Schwarzschild's solution, classical (local) GR tests and general covariance

[TrickyDicky]

At the time Schwarzschild derived his solution (1915) he only had a version of the EFE that was not fully coordinate free, he used the equations in unimodular form, and therefore he could only consider the "outside of the star" part of the fully general covariant form we know now.
So does a "local" approximation of GR always imply loss of general covariance?
I guess that as long as we impose the coordinate asymptotic flatness condition to derive the metric (like is done in the usual textbook Schwarzschild metric derivation) the answer is affirmative.

 

[Ben Niehoff]

As far as I can tell, Schwarzschild merely chose a convenient way to fix a gauge (i.e., choose coordinates). Since ultimately, any explicit solution of the EFE must be written in some coordinates, at some point one has to make decisions about coordinates.

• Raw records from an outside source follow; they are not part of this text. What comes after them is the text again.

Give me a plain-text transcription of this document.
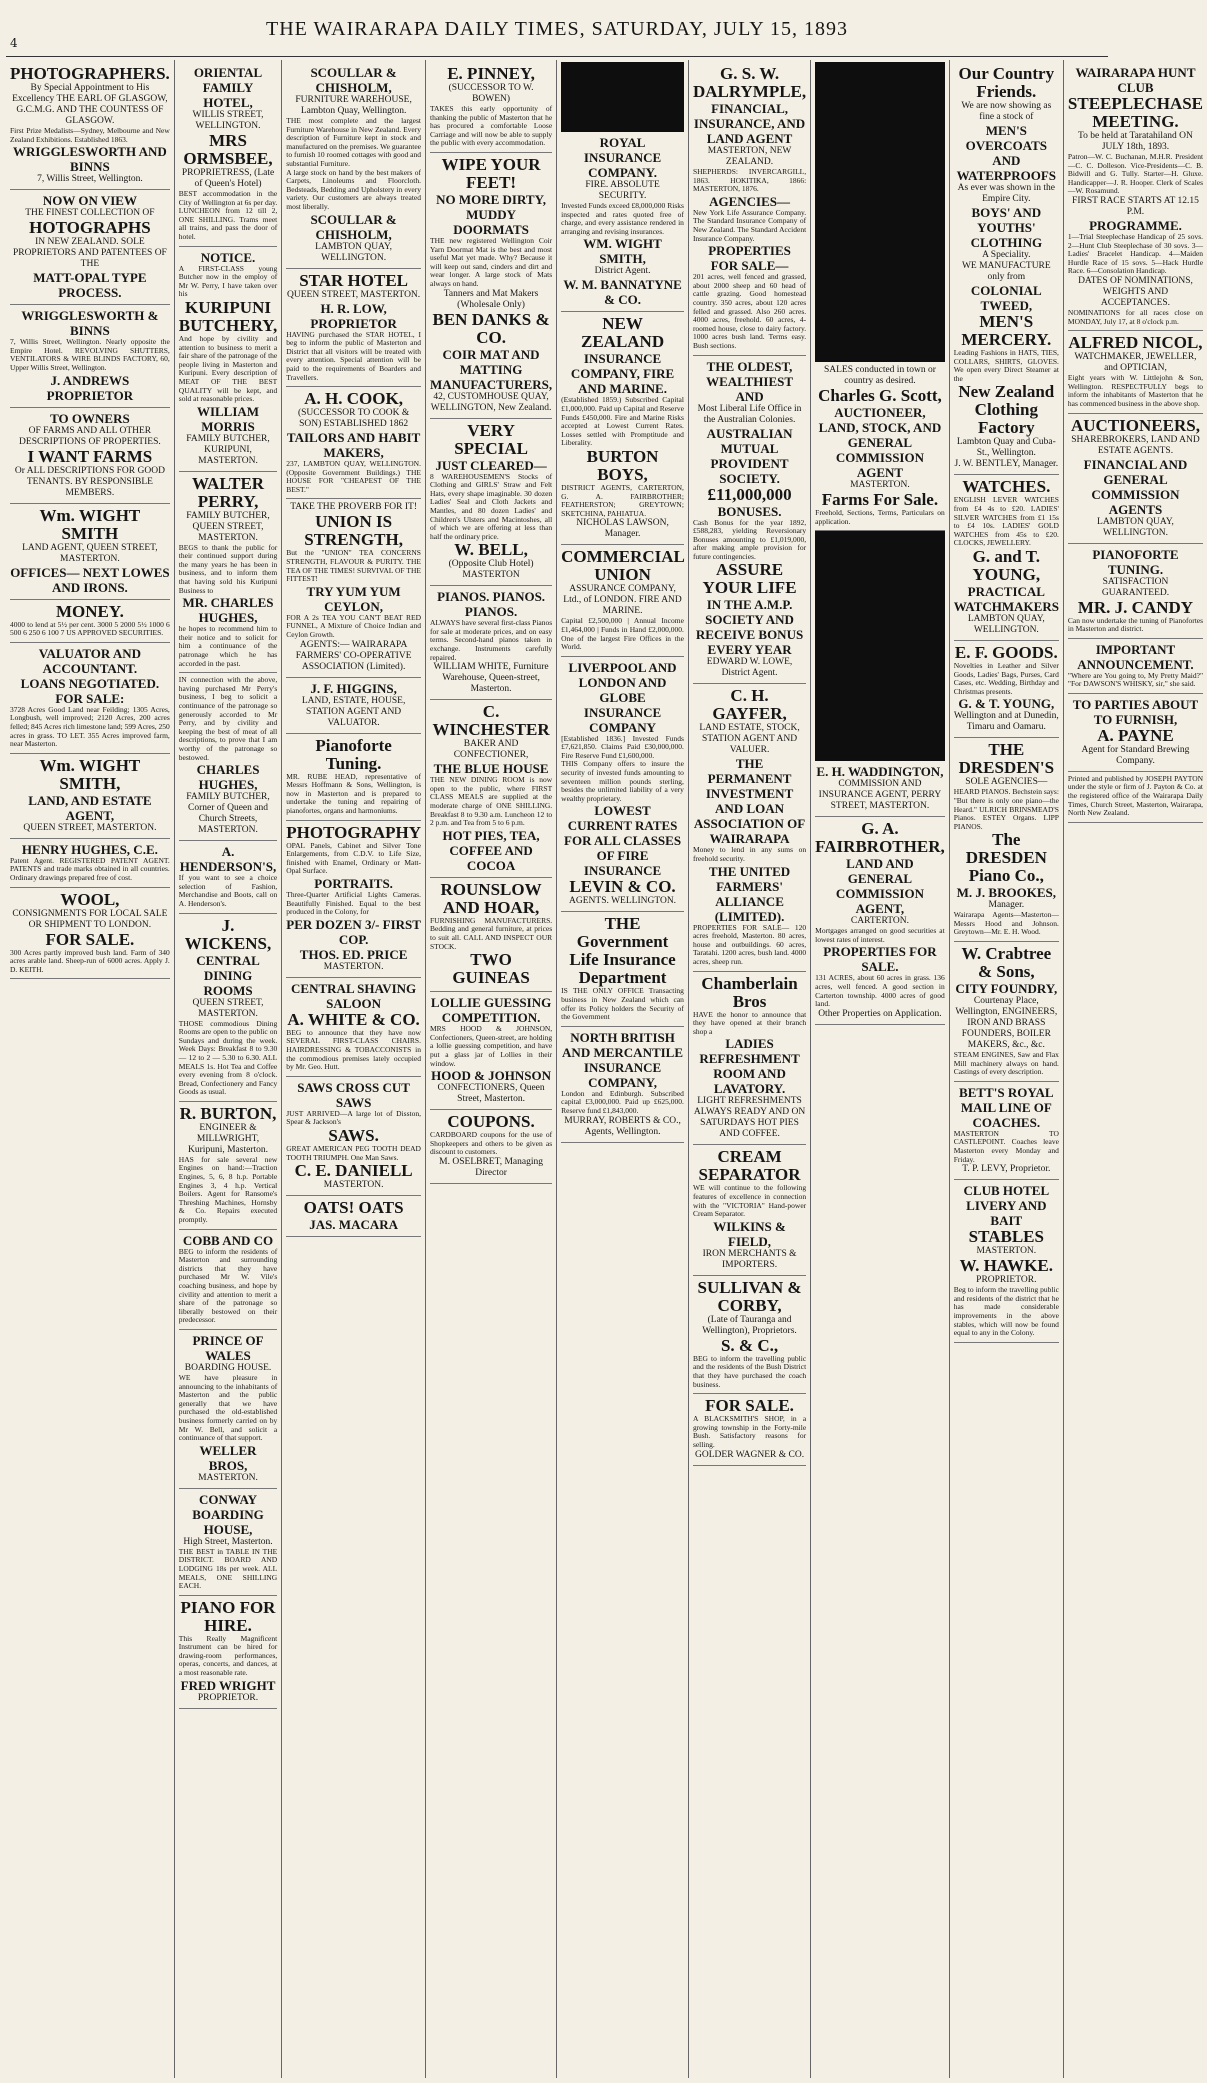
4
THE WAIRARAPA DAILY TIMES, SATURDAY, JULY 15, 1893
PHOTOGRAPHERS.
By Special Appointment to His Excellency THE EARL OF GLASGOW, G.C.M.G. AND THE COUNTESS OF GLASGOW.
First Prize Medalists—Sydney, Melbourne and New Zealand Exhibitions. Established 1863.
WRIGGLESWORTH AND BINNS
7, Willis Street, Wellington.
NOW ON VIEW
THE FINEST COLLECTION OF
HOTOGRAPHS
IN NEW ZEALAND. SOLE PROPRIETORS AND PATENTEES OF THE
MATT-OPAL TYPE PROCESS.
WRIGGLESWORTH & BINNS
7, Willis Street, Wellington. Nearly opposite the Empire Hotel. REVOLVING SHUTTERS, VENTILATORS & WIRE BLINDS FACTORY, 60, Upper Willis Street, Wellington.
J. ANDREWS PROPRIETOR
TO OWNERS
OF FARMS AND ALL OTHER DESCRIPTIONS OF PROPERTIES.
I WANT FARMS
Or ALL DESCRIPTIONS FOR GOOD TENANTS. BY RESPONSIBLE MEMBERS.
Wm. WIGHT SMITH
LAND AGENT, QUEEN STREET, MASTERTON.
OFFICES— NEXT LOWES AND IRONS.
MONEY.
4000 to lend at 5½ per cent. 3000 5 2000 5½ 1000 6 500 6 250 6 100 7 US APPROVED SECURITIES.
VALUATOR AND ACCOUNTANT.
LOANS NEGOTIATED. FOR SALE:
3728 Acres Good Land near Feilding; 1305 Acres, Longbush, well improved; 2120 Acres, 200 acres felled; 845 Acres rich limestone land; 599 Acres, 250 acres in grass. TO LET. 355 Acres improved farm, near Masterton.
Wm. WIGHT SMITH,
LAND, AND ESTATE AGENT,
QUEEN STREET, MASTERTON.
HENRY HUGHES, C.E.
Patent Agent. REGISTERED PATENT AGENT. PATENTS and trade marks obtained in all countries. Ordinary drawings prepared free of cost.
WOOL,
CONSIGNMENTS FOR LOCAL SALE OR SHIPMENT TO LONDON.
FOR SALE.
300 Acres partly improved bush land. Farm of 340 acres arable land. Sheep-run of 6000 acres. Apply J. D. KEITH.
ORIENTAL FAMILY HOTEL,
WILLIS STREET, WELLINGTON.
MRS ORMSBEE,
PROPRIETRESS, (Late of Queen's Hotel)
BEST accommodation in the City of Wellington at 6s per day. LUNCHEON from 12 till 2, ONE SHILLING. Trams meet all trains, and pass the door of hotel.
NOTICE.
A FIRST-CLASS young Butcher now in the employ of Mr W. Perry, I have taken over his
KURIPUNI BUTCHERY,
And hope by civility and attention to business to merit a fair share of the patronage of the people living in Masterton and Kuripuni. Every description of MEAT OF THE BEST QUALITY will be kept, and sold at reasonable prices.
WILLIAM MORRIS
FAMILY BUTCHER, KURIPUNI, MASTERTON.
WALTER PERRY,
FAMILY BUTCHER, QUEEN STREET, MASTERTON.
BEGS to thank the public for their continued support during the many years he has been in business, and to inform them that having sold his Kuripuni Business to
MR. CHARLES HUGHES,
he hopes to recommend him to their notice and to solicit for him a continuance of the patronage which he has accorded in the past.
IN connection with the above, having purchased Mr Perry's business, I beg to solicit a continuance of the patronage so generously accorded to Mr Perry, and by civility and keeping the best of meat of all descriptions, to prove that I am worthy of the patronage so bestowed.
CHARLES HUGHES,
FAMILY BUTCHER, Corner of Queen and Church Streets, MASTERTON.
A. HENDERSON'S,
If you want to see a choice selection of Fashion, Merchandise and Boots, call on A. Henderson's.
J. WICKENS,
CENTRAL DINING ROOMS
QUEEN STREET, MASTERTON.
THOSE commodious Dining Rooms are open to the public on Sundays and during the week. Week Days: Breakfast 8 to 9.30 — 12 to 2 — 5.30 to 6.30. ALL MEALS 1s. Hot Tea and Coffee every evening from 8 o'clock. Bread, Confectionery and Fancy Goods as usual.
R. BURTON,
ENGINEER & MILLWRIGHT, Kuripuni, Masterton.
HAS for sale several new Engines on hand:—Traction Engines, 5, 6, 8 h.p. Portable Engines 3, 4 h.p. Vertical Boilers. Agent for Ransome's Threshing Machines, Hornsby & Co. Repairs executed promptly.
COBB AND CO
BEG to inform the residents of Masterton and surrounding districts that they have purchased Mr W. Vile's coaching business, and hope by civility and attention to merit a share of the patronage so liberally bestowed on their predecessor.
PRINCE OF WALES
BOARDING HOUSE.
WE have pleasure in announcing to the inhabitants of Masterton and the public generally that we have purchased the old-established business formerly carried on by Mr W. Bell, and solicit a continuance of that support.
WELLER BROS,
MASTERTON.
CONWAY BOARDING HOUSE,
High Street, Masterton.
THE BEST in TABLE IN THE DISTRICT. BOARD AND LODGING 18s per week. ALL MEALS, ONE SHILLING EACH.
PIANO FOR HIRE.
This Really Magnificent Instrument can be hired for drawing-room performances, operas, concerts, and dances, at a most reasonable rate.
FRED WRIGHT
PROPRIETOR.
SCOULLAR & CHISHOLM,
FURNITURE WAREHOUSE, Lambton Quay, Wellington.
THE most complete and the largest Furniture Warehouse in New Zealand. Every description of Furniture kept in stock and manufactured on the premises. We guarantee to furnish 10 roomed cottages with good and substantial Furniture.
A large stock on hand by the best makers of Carpets, Linoleums and Floorcloth. Bedsteads, Bedding and Upholstery in every variety. Our customers are always treated most liberally.
SCOULLAR & CHISHOLM,
LAMBTON QUAY, WELLINGTON.
STAR HOTEL
QUEEN STREET, MASTERTON.
H. R. LOW, PROPRIETOR
HAVING purchased the STAR HOTEL, I beg to inform the public of Masterton and District that all visitors will be treated with every attention. Special attention will be paid to the requirements of Boarders and Travellers.
A. H. COOK,
(SUCCESSOR TO COOK & SON) ESTABLISHED 1862
TAILORS AND HABIT MAKERS,
237, LAMBTON QUAY, WELLINGTON. (Opposite Government Buildings.) THE HOUSE FOR "CHEAPEST OF THE BEST."
TAKE THE PROVERB FOR IT!
UNION IS STRENGTH,
But the "UNION" TEA CONCERNS STRENGTH, FLAVOUR & PURITY. THE TEA OF THE TIMES! SURVIVAL OF THE FITTEST!
TRY YUM YUM CEYLON,
FOR A 2s TEA YOU CAN'T BEAT RED FUNNEL, A Mixture of Choice Indian and Ceylon Growth.
AGENTS:— WAIRARAPA FARMERS' CO-OPERATIVE ASSOCIATION (Limited).
J. F. HIGGINS,
LAND, ESTATE, HOUSE, STATION AGENT AND VALUATOR.
Pianoforte Tuning.
MR. RUBE HEAD, representative of Messrs Hoffmann & Sons, Wellington, is now in Masterton and is prepared to undertake the tuning and repairing of pianofortes, organs and harmoniums.
PHOTOGRAPHY
OPAL Panels, Cabinet and Silver Tone Enlargements, from C.D.V. to Life Size, finished with Enamel, Ordinary or Matt-Opal Surface.
PORTRAITS.
Three-Quarter Artificial Lights Cameras. Beautifully Finished. Equal to the best produced in the Colony, for
PER DOZEN 3/- FIRST COP.
THOS. ED. PRICE
MASTERTON.
CENTRAL SHAVING SALOON
A. WHITE & CO.
BEG to announce that they have now SEVERAL FIRST-CLASS CHAIRS. HAIRDRESSING & TOBACCONISTS in the commodious premises lately occupied by Mr. Geo. Hutt.
SAWS CROSS CUT SAWS
JUST ARRIVED—A large lot of Disston, Spear & Jackson's
SAWS.
GREAT AMERICAN PEG TOOTH DEAD TOOTH TRIUMPH. One Man Saws.
C. E. DANIELL
MASTERTON.
OATS! OATS
JAS. MACARA
E. PINNEY,
(SUCCESSOR TO W. BOWEN)
TAKES this early opportunity of thanking the public of Masterton that he has procured a comfortable Loose Carriage and will now be able to supply the public with every accommodation.
WIPE YOUR FEET!
NO MORE DIRTY, MUDDY DOORMATS
THE new registered Wellington Coir Yarn Doormat Mat is the best and most useful Mat yet made. Why? Because it will keep out sand, cinders and dirt and wear longer. A large stock of Mats always on hand.
Tanners and Mat Makers (Wholesale Only)
BEN DANKS & CO.
COIR MAT AND MATTING MANUFACTURERS,
42, CUSTOMHOUSE QUAY, WELLINGTON, New Zealand.
VERY SPECIAL
JUST CLEARED—
8 WAREHOUSEMEN'S Stocks of Clothing and GIRLS' Straw and Felt Hats, every shape imaginable. 30 dozen Ladies' Seal and Cloth Jackets and Mantles, and 80 dozen Ladies' and Children's Ulsters and Macintoshes, all of which we are offering at less than half the ordinary price.
W. BELL,
(Opposite Club Hotel) MASTERTON
PIANOS. PIANOS. PIANOS.
ALWAYS have several first-class Pianos for sale at moderate prices, and on easy terms. Second-hand pianos taken in exchange. Instruments carefully repaired.
WILLIAM WHITE, Furniture Warehouse, Queen-street, Masterton.
C. WINCHESTER
BAKER AND CONFECTIONER,
THE BLUE HOUSE
THE NEW DINING ROOM is now open to the public, where FIRST CLASS MEALS are supplied at the moderate charge of ONE SHILLING. Breakfast 8 to 9.30 a.m. Luncheon 12 to 2 p.m. and Tea from 5 to 6 p.m.
HOT PIES, TEA, COFFEE AND COCOA
ROUNSLOW AND HOAR,
FURNISHING MANUFACTURERS. Bedding and general furniture, at prices to suit all. CALL AND INSPECT OUR STOCK.
TWO GUINEAS
LOLLIE GUESSING COMPETITION.
MRS HOOD & JOHNSON, Confectioners, Queen-street, are holding a lollie guessing competition, and have put a glass jar of Lollies in their window.
HOOD & JOHNSON
CONFECTIONERS, Queen Street, Masterton.
COUPONS.
CARDBOARD coupons for the use of Shopkeepers and others to be given as discount to customers.
M. OSELBRET, Managing Director
ROYAL INSURANCE COMPANY.
FIRE. ABSOLUTE SECURITY.
Invested Funds exceed £8,000,000 Risks inspected and rates quoted free of charge, and every assistance rendered in arranging and revising insurances.
WM. WIGHT SMITH,
District Agent.
W. M. BANNATYNE & CO.
NEW ZEALAND
INSURANCE COMPANY, FIRE AND MARINE.
(Established 1859.) Subscribed Capital £1,000,000. Paid up Capital and Reserve Funds £450,000. Fire and Marine Risks accepted at Lowest Current Rates. Losses settled with Promptitude and Liberality.
BURTON BOYS,
DISTRICT AGENTS, CARTERTON, G. A. FAIRBROTHER; FEATHERSTON; GREYTOWN; SKETCHINA, PAHIATUA.
NICHOLAS LAWSON, Manager.
COMMERCIAL UNION
ASSURANCE COMPANY, Ltd., of LONDON. FIRE AND MARINE.
Capital £2,500,000 | Annual Income £1,464,000 | Funds in Hand £2,000,000. One of the largest Fire Offices in the World.
LIVERPOOL AND LONDON AND GLOBE INSURANCE COMPANY
[Established 1836.] Invested Funds £7,621,850. Claims Paid £30,000,000. Fire Reserve Fund £1,600,000.
THIS Company offers to insure the security of invested funds amounting to seventeen million pounds sterling, besides the unlimited liability of a very wealthy proprietary.
LOWEST CURRENT RATES FOR ALL CLASSES OF FIRE INSURANCE
LEVIN & CO.
AGENTS. WELLINGTON.
THE Government Life Insurance Department
IS THE ONLY OFFICE Transacting business in New Zealand which can offer its Policy holders the Security of the Government
NORTH BRITISH AND MERCANTILE INSURANCE COMPANY,
London and Edinburgh. Subscribed capital £3,000,000. Paid up £625,000. Reserve fund £1,843,000.
MURRAY, ROBERTS & CO., Agents, Wellington.
G. S. W. DALRYMPLE,
FINANCIAL, INSURANCE, AND LAND AGENT
MASTERTON, NEW ZEALAND.
SHEPHERDS: INVERCARGILL, 1863. HOKITIKA, 1866: MASTERTON, 1876.
AGENCIES—
New York Life Assurance Company. The Standard Insurance Company of New Zealand. The Standard Accident Insurance Company.
PROPERTIES FOR SALE—
201 acres, well fenced and grassed, about 2000 sheep and 60 head of cattle grazing. Good homestead country. 350 acres, about 120 acres felled and grassed. Also 260 acres. 4000 acres, freehold. 60 acres, 4-roomed house, close to dairy factory. 1000 acres bush land. Terms easy. Bush sections.
THE OLDEST, WEALTHIEST AND
Most Liberal Life Office in the Australian Colonies.
AUSTRALIAN MUTUAL PROVIDENT SOCIETY.
£11,000,000
BONUSES.
Cash Bonus for the year 1892, £588,283, yielding Reversionary Bonuses amounting to £1,019,000, after making ample provision for future contingencies.
ASSURE YOUR LIFE
IN THE A.M.P. SOCIETY AND RECEIVE BONUS EVERY YEAR
EDWARD W. LOWE, District Agent.
C. H. GAYFER,
LAND ESTATE, STOCK, STATION AGENT AND VALUER.
THE PERMANENT INVESTMENT AND LOAN ASSOCIATION OF WAIRARAPA
Money to lend in any sums on freehold security.
THE UNITED FARMERS' ALLIANCE (LIMITED).
PROPERTIES FOR SALE— 120 acres freehold, Masterton. 80 acres, house and outbuildings. 60 acres, Taratahi. 1200 acres, bush land. 4000 acres, sheep run.
Chamberlain Bros
HAVE the honor to announce that they have opened at their branch shop a
LADIES REFRESHMENT ROOM AND LAVATORY.
LIGHT REFRESHMENTS ALWAYS READY AND ON SATURDAYS HOT PIES AND COFFEE.
CREAM SEPARATOR
WE will continue to the following features of excellence in connection with the "VICTORIA" Hand-power Cream Separator.
WILKINS & FIELD,
IRON MERCHANTS & IMPORTERS.
SULLIVAN & CORBY,
(Late of Tauranga and Wellington), Proprietors.
S. & C.,
BEG to inform the travelling public and the residents of the Bush District that they have purchased the coach business.
FOR SALE.
A BLACKSMITH'S SHOP, in a growing township in the Forty-mile Bush. Satisfactory reasons for selling.
GOLDER WAGNER & CO.
SALES conducted in town or country as desired.
Charles G. Scott,
AUCTIONEER, LAND, STOCK, AND GENERAL COMMISSION AGENT
MASTERTON.
Farms For Sale.
Freehold, Sections, Terms, Particulars on application.
E. H. WADDINGTON,
COMMISSION AND INSURANCE AGENT, PERRY STREET, MASTERTON.
G. A. FAIRBROTHER,
LAND AND GENERAL COMMISSION AGENT,
CARTERTON.
Mortgages arranged on good securities at lowest rates of interest.
PROPERTIES FOR SALE.
131 ACRES, about 60 acres in grass. 136 acres, well fenced. A good section in Carterton township. 4000 acres of good land.
Other Properties on Application.
Our Country Friends.
We are now showing as fine a stock of
MEN'S OVERCOATS AND WATERPROOFS
As ever was shown in the Empire City.
BOYS' AND YOUTHS' CLOTHING
A Speciality.
WE MANUFACTURE only from
COLONIAL TWEED,
MEN'S MERCERY.
Leading Fashions in HATS, TIES, COLLARS, SHIRTS, GLOVES. We open every Direct Steamer at the
New Zealand Clothing Factory
Lambton Quay and Cuba-St., Wellington.
J. W. BENTLEY, Manager.
WATCHES.
ENGLISH LEVER WATCHES from £4 4s to £20. LADIES' SILVER WATCHES from £1 15s to £4 10s. LADIES' GOLD WATCHES from 45s to £20. CLOCKS, JEWELLERY.
G. and T. YOUNG,
PRACTICAL WATCHMAKERS
LAMBTON QUAY, WELLINGTON.
E. F. GOODS.
Novelties in Leather and Silver Goods, Ladies' Bags, Purses, Card Cases, etc. Wedding, Birthday and Christmas presents.
G. & T. YOUNG,
Wellington and at Dunedin, Timaru and Oamaru.
THE DRESDEN'S
SOLE AGENCIES—
HEARD PIANOS. Bechstein says: "But there is only one piano—the Heard." ULRICH BRINSMEAD'S Pianos. ESTEY Organs. LIPP PIANOS.
The DRESDEN Piano Co.,
M. J. BROOKES,
Manager.
Wairarapa Agents—Masterton—Messrs Hood and Johnson. Greytown—Mr. E. H. Wood.
W. Crabtree & Sons,
CITY FOUNDRY,
Courtenay Place, Wellington, ENGINEERS, IRON AND BRASS FOUNDERS, BOILER MAKERS, &c., &c.
STEAM ENGINES, Saw and Flax Mill machinery always on hand. Castings of every description.
BETT'S ROYAL MAIL LINE OF COACHES.
MASTERTON TO CASTLEPOINT. Coaches leave Masterton every Monday and Friday.
T. P. LEVY, Proprietor.
CLUB HOTEL LIVERY AND BAIT
STABLES
MASTERTON.
W. HAWKE.
PROPRIETOR.
Beg to inform the travelling public and residents of the district that he has made considerable improvements in the above stables, which will now be found equal to any in the Colony.
WAIRARAPA HUNT CLUB
STEEPLECHASE MEETING.
To be held at Taratahiland ON JULY 18th, 1893.
Patron—W. C. Buchanan, M.H.R. President—C. C. Dolleson. Vice-Presidents—C. B. Bidwill and G. Tully. Starter—H. Gluxe. Handicapper—J. R. Hooper. Clerk of Scales—W. Rosamund.
FIRST RACE STARTS AT 12.15 P.M.
PROGRAMME.
1—Trial Steeplechase Handicap of 25 sovs. 2—Hunt Club Steeplechase of 30 sovs. 3—Ladies' Bracelet Handicap. 4—Maiden Hurdle Race of 15 sovs. 5—Hack Hurdle Race. 6—Consolation Handicap.
DATES OF NOMINATIONS, WEIGHTS AND ACCEPTANCES.
NOMINATIONS for all races close on MONDAY, July 17, at 8 o'clock p.m.
ALFRED NICOL,
WATCHMAKER, JEWELLER, and OPTICIAN,
Eight years with W. Littlejohn & Son, Wellington. RESPECTFULLY begs to inform the inhabitants of Masterton that he has commenced business in the above shop.
AUCTIONEERS,
SHAREBROKERS, LAND AND ESTATE AGENTS.
FINANCIAL AND GENERAL COMMISSION AGENTS
LAMBTON QUAY, WELLINGTON.
PIANOFORTE TUNING.
SATISFACTION GUARANTEED.
MR. J. CANDY
Can now undertake the tuning of Pianofortes in Masterton and district.
IMPORTANT ANNOUNCEMENT.
"Where are You going to, My Pretty Maid?" "For DAWSON'S WHISKY, sir," she said.
TO PARTIES ABOUT TO FURNISH,
A. PAYNE
Agent for Standard Brewing Company.
Printed and published by JOSEPH PAYTON under the style or firm of J. Payton & Co. at the registered office of the Wairarapa Daily Times, Church Street, Masterton, Wairarapa, North New Zealand.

That Schwarzschild seemed to think that his choice of coordinates was special and meaningful is merely a misconception of the times. In fact, there were some disagreements about which coordinate system was most suitable for the Schwarzschild geometry; cf. "isotropic" coordinates, where the coordinate speed of light (a meaningless quantity) is equal in all directions. A few physicists in those times thought this was very important to be arguing about.

I don't think it is worth putting too much stake in 90-year-old misconceptions. The EFE are the same now as they were written down then (as far as I know), and clearly they are coordinate-invariant.

Whatever condition you apply to fix your coordinates is irrelevant, because once you find a solution, you can always change coordinates to your heart's desire, and you will still have a solution (and it will still be the same solution).

Edit: Also, what does this have to do with classical tests of GR? You didn't mention anything about that.

 

[Ben Niehoff]

Incidentally, an English translation of Schwarzschild's paper can be found here:

http://arxiv.org/abs/physics/9905030

Hoenstly, I am not convinced that Schwarzschild actually thought there was anything special about his coordinates, but merely used the unit determinant condition as a way to choose one system of coordinates out of many. So it may be that the misconception is entirely on your part rather than his.

At any rate, the point is: Yes, you have to gauge fix in order to write down an explicit solution. And no, this does not break coordinate invariance; you are still free to change coordinates after you have a solution.

 

[atyy]

't Hooft, http://www.staff.science.uu.nl/~hooft101/lectures/gr.html (p49, footnote 9)

"In his original paper, using a slightly different notation, Karl Schwarzschild replaced ... by a new coordinate r that vanishes at the horizon, since he insisted that what he saw as a singularity should be at the origin, claiming that only this way the solution becomes "eindeutig" (unique), so that you can calculate phenomena such as the perihelion movement (see Chapter 12) unambiguously. The substitution had to be of this form as he was using the equation that only holds if g = 1 . He did not know that one may choose the coordinates freely, nor that the singularity is not a true singularity at all. This was 1916. The fact that he was the first to get the analytic form, justifies the name Schwarzschild solution."

 

[atyy]

The EFE are the same now as they were written down then (as far as I know)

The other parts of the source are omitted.